Sometimes I am overwhelmed with the feeling of wanting to tell Leta how remarkably stunning she is. Every parent I know feels this way about their kids, that their children are undeniably beautiful, but I’m often told that I shouldn’t use such quantifiers because she will grow up thinking that her sense of self is directly tied to her beauty, that if I keep commenting on her looks she will learn to think that beauty is more important than it actually is. But when I comb her hair into pigtails and the ends curl in perfect circles under her chin, it is hard to hold back the truth, that she takes my breath away.
Jon likes to tell Leta that she is smart.
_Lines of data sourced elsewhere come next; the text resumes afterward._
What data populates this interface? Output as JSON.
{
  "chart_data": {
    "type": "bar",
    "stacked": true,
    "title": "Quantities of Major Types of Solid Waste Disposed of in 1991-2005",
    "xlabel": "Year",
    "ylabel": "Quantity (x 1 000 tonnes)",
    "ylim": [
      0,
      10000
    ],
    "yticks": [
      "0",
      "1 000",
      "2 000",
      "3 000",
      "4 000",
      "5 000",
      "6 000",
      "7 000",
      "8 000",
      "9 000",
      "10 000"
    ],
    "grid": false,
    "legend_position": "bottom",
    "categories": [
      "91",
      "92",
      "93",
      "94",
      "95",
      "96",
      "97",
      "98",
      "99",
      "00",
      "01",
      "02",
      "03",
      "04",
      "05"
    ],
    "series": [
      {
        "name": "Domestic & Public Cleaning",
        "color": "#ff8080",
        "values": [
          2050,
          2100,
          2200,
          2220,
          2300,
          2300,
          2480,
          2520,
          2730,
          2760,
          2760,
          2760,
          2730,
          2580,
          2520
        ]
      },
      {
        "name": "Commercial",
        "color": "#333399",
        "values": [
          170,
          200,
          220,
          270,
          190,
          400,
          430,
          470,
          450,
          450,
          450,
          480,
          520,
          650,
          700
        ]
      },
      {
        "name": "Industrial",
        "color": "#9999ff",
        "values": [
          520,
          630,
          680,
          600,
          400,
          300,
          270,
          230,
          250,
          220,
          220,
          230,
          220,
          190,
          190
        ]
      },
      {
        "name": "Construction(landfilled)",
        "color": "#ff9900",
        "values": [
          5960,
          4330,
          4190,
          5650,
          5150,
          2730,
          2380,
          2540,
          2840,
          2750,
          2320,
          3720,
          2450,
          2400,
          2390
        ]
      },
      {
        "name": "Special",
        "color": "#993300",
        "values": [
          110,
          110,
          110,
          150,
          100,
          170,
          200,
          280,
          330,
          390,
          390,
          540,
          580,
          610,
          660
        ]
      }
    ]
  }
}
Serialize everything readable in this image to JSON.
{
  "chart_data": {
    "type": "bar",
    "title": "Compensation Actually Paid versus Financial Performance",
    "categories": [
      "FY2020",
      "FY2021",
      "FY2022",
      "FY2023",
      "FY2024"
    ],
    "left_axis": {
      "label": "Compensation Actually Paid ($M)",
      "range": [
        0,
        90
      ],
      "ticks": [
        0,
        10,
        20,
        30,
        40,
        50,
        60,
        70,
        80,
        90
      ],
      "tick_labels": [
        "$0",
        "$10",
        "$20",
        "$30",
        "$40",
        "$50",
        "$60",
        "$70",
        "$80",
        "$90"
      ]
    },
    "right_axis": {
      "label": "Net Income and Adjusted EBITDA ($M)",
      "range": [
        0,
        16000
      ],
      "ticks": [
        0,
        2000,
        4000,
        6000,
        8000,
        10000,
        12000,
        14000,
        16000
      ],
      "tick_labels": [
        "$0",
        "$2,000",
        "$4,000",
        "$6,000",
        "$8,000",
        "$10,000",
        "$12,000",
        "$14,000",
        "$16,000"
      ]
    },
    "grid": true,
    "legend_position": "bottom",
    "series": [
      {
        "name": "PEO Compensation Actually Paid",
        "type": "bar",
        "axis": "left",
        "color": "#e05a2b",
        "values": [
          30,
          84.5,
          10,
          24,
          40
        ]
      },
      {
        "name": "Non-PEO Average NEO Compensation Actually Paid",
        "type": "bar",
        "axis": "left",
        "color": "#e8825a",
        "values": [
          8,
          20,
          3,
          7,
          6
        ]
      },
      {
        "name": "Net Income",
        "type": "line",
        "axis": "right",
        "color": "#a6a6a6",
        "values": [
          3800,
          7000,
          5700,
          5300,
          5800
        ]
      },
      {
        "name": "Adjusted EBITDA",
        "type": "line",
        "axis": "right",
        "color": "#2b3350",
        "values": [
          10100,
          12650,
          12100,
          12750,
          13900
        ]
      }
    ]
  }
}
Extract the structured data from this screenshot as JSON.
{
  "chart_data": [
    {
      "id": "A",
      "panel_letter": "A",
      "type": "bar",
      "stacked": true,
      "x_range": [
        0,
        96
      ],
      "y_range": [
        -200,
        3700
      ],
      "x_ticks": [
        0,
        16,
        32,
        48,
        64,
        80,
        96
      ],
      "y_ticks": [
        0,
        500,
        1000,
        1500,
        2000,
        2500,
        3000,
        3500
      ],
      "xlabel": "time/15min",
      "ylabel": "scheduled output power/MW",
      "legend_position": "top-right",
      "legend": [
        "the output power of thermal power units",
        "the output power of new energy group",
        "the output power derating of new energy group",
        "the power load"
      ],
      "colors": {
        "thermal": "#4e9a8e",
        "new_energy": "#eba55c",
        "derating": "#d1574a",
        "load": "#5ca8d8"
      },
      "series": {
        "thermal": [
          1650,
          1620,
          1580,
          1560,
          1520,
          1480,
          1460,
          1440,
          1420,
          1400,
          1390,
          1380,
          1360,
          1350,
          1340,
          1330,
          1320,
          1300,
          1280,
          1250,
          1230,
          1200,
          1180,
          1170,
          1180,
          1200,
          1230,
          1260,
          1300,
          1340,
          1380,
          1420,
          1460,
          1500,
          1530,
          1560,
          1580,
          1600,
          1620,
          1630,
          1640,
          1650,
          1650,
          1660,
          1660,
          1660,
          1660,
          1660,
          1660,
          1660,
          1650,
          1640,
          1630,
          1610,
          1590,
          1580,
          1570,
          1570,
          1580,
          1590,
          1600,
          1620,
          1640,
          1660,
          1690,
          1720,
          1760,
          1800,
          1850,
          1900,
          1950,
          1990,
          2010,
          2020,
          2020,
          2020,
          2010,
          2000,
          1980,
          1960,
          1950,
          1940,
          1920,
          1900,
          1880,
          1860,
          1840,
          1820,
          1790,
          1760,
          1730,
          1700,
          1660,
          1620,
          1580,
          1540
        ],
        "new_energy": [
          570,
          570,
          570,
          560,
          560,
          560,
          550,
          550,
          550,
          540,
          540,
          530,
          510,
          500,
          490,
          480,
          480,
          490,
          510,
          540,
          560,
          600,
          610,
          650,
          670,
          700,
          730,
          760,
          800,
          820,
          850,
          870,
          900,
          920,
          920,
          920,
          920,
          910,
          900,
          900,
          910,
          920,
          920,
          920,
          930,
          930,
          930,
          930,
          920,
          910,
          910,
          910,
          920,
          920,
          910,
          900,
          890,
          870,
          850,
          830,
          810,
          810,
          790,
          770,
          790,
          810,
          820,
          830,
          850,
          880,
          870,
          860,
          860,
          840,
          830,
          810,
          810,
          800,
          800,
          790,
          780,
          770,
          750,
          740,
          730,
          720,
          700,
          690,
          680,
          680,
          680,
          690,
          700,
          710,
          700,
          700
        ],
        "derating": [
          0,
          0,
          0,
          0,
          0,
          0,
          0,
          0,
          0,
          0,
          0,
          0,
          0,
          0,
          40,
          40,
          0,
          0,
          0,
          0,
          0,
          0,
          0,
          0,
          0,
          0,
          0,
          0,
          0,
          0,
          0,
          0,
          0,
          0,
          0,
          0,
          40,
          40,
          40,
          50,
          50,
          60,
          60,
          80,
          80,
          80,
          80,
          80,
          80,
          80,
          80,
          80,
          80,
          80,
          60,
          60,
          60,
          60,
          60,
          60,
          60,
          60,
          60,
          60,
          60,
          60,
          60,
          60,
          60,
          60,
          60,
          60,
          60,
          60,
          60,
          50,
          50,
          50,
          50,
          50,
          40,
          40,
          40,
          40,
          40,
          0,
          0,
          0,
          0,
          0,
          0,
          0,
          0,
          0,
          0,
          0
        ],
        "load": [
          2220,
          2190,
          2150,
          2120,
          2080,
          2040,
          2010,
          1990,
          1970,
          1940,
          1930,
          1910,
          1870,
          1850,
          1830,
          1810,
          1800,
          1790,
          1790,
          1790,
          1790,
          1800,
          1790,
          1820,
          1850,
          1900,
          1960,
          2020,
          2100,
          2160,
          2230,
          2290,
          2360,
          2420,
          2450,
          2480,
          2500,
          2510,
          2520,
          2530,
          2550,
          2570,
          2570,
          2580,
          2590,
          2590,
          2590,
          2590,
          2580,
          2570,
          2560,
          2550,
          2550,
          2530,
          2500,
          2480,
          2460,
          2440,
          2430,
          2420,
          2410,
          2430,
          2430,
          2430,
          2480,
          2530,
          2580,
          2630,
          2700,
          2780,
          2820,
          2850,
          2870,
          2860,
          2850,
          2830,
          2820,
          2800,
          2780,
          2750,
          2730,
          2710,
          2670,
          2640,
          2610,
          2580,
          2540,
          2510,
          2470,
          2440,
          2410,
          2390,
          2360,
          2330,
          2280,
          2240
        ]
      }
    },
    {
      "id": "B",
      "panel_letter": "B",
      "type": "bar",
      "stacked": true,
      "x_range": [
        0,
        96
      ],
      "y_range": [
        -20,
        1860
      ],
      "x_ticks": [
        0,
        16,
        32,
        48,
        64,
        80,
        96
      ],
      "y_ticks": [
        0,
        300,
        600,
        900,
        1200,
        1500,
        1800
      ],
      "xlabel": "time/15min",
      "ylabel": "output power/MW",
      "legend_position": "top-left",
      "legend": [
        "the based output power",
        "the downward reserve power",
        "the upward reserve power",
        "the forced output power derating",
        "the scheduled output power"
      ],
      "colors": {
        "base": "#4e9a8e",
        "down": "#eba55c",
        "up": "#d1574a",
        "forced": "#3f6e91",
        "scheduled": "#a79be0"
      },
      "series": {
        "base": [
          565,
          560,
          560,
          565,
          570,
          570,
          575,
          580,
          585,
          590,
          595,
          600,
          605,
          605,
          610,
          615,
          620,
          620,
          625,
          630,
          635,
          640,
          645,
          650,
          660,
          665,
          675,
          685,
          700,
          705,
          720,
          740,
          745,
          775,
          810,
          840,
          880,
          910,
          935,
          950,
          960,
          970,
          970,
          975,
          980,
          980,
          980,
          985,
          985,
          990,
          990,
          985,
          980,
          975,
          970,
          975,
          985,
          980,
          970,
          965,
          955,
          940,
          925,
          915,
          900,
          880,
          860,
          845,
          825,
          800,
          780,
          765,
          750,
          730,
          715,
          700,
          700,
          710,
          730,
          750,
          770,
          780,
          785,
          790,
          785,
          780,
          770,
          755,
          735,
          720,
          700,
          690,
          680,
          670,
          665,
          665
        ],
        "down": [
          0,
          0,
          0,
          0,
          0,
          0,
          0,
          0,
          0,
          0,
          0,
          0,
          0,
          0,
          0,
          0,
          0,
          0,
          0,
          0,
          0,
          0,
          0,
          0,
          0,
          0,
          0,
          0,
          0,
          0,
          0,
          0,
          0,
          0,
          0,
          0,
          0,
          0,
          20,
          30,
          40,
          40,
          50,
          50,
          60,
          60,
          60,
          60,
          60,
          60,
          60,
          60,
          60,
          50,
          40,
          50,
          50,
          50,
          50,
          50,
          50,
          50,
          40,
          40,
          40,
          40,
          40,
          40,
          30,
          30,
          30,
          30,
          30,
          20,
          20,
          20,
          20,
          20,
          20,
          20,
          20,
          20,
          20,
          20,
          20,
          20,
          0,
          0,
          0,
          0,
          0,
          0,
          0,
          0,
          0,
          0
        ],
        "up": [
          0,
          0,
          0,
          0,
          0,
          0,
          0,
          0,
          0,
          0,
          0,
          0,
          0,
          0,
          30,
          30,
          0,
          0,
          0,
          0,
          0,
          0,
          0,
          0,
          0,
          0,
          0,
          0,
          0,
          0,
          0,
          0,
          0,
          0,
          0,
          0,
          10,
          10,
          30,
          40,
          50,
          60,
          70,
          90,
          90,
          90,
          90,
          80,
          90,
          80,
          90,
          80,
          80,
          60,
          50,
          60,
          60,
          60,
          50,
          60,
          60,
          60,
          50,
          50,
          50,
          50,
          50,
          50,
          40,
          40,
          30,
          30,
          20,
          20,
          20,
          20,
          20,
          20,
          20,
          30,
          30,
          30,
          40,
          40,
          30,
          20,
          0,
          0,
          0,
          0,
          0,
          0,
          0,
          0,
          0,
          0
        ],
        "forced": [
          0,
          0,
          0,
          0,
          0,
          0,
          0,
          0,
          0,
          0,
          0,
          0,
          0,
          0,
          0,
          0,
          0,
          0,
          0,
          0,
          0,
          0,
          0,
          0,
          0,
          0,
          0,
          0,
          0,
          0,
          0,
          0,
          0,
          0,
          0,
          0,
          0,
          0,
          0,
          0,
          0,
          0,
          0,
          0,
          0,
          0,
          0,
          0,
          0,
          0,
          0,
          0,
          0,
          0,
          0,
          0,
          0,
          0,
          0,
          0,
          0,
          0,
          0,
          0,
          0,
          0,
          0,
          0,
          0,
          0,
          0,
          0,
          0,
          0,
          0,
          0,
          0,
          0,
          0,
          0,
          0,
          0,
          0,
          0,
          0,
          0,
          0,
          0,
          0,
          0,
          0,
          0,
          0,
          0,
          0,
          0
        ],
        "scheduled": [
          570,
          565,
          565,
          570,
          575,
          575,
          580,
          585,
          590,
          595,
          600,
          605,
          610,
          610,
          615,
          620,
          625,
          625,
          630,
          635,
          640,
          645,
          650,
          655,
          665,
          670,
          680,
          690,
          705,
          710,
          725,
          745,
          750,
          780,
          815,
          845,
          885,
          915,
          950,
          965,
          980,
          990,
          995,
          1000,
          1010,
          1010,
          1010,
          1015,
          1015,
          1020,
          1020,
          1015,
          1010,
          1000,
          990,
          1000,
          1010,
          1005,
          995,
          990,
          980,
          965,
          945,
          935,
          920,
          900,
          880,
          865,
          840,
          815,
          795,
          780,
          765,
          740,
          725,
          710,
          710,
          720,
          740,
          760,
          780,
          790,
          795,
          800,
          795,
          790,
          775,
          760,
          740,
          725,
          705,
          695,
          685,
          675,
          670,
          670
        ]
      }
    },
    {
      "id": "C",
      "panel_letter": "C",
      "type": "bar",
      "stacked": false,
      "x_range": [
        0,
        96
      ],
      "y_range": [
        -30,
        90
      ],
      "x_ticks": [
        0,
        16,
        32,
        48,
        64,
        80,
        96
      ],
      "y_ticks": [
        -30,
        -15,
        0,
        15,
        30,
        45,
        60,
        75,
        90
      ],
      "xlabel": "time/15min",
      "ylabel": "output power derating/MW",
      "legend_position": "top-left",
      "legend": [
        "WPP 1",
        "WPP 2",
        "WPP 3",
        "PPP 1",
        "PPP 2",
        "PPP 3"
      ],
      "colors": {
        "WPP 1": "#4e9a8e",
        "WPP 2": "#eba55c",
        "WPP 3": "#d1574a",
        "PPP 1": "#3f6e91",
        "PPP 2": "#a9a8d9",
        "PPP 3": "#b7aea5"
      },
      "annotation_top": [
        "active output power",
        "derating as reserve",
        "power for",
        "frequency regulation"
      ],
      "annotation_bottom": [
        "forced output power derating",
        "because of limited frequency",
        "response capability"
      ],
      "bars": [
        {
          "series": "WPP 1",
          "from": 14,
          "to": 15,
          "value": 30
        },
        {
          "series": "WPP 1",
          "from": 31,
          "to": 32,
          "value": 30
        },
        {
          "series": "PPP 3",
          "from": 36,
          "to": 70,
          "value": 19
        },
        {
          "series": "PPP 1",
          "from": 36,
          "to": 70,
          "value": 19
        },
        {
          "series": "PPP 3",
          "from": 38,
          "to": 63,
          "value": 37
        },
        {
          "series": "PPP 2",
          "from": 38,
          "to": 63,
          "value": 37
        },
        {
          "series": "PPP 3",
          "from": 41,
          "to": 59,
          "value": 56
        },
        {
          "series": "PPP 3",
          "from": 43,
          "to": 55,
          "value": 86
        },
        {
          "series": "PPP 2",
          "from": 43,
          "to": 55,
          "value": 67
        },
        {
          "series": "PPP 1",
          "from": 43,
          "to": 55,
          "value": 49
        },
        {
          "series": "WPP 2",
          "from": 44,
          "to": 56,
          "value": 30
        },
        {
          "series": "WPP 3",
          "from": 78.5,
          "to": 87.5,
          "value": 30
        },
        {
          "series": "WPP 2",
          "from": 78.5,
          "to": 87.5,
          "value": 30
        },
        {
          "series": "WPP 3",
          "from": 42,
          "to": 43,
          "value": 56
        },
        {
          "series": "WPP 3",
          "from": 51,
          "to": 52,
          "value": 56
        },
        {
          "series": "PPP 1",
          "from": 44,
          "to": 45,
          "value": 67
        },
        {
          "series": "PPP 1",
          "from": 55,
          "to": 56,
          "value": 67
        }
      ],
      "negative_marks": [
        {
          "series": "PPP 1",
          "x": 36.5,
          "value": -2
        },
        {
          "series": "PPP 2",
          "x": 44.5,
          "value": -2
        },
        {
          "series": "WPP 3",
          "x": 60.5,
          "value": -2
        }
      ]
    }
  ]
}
And she is, she can count to ten in Spanish and put together a 30-piece puzzle. But is this any better than telling her that she is beautiful? Smart is not a neutral quantifier either, and when I was an awkward teenager with crooked teeth and a padded bra I worried just as much about how smart I was as I did over whether or not I would ever have a good hair day.
I’m not so sure it’s a bad thing that we tell her that she is beautiful or smart, as long as she knows we love her despite those things. They have no bearing on how much we love her. The bigger challenge is making her feel and understand something that has taken me a lifetime to learn, something I would have rather heard than any comment on my looks or intelligence. I want her to know that she will always be good enough.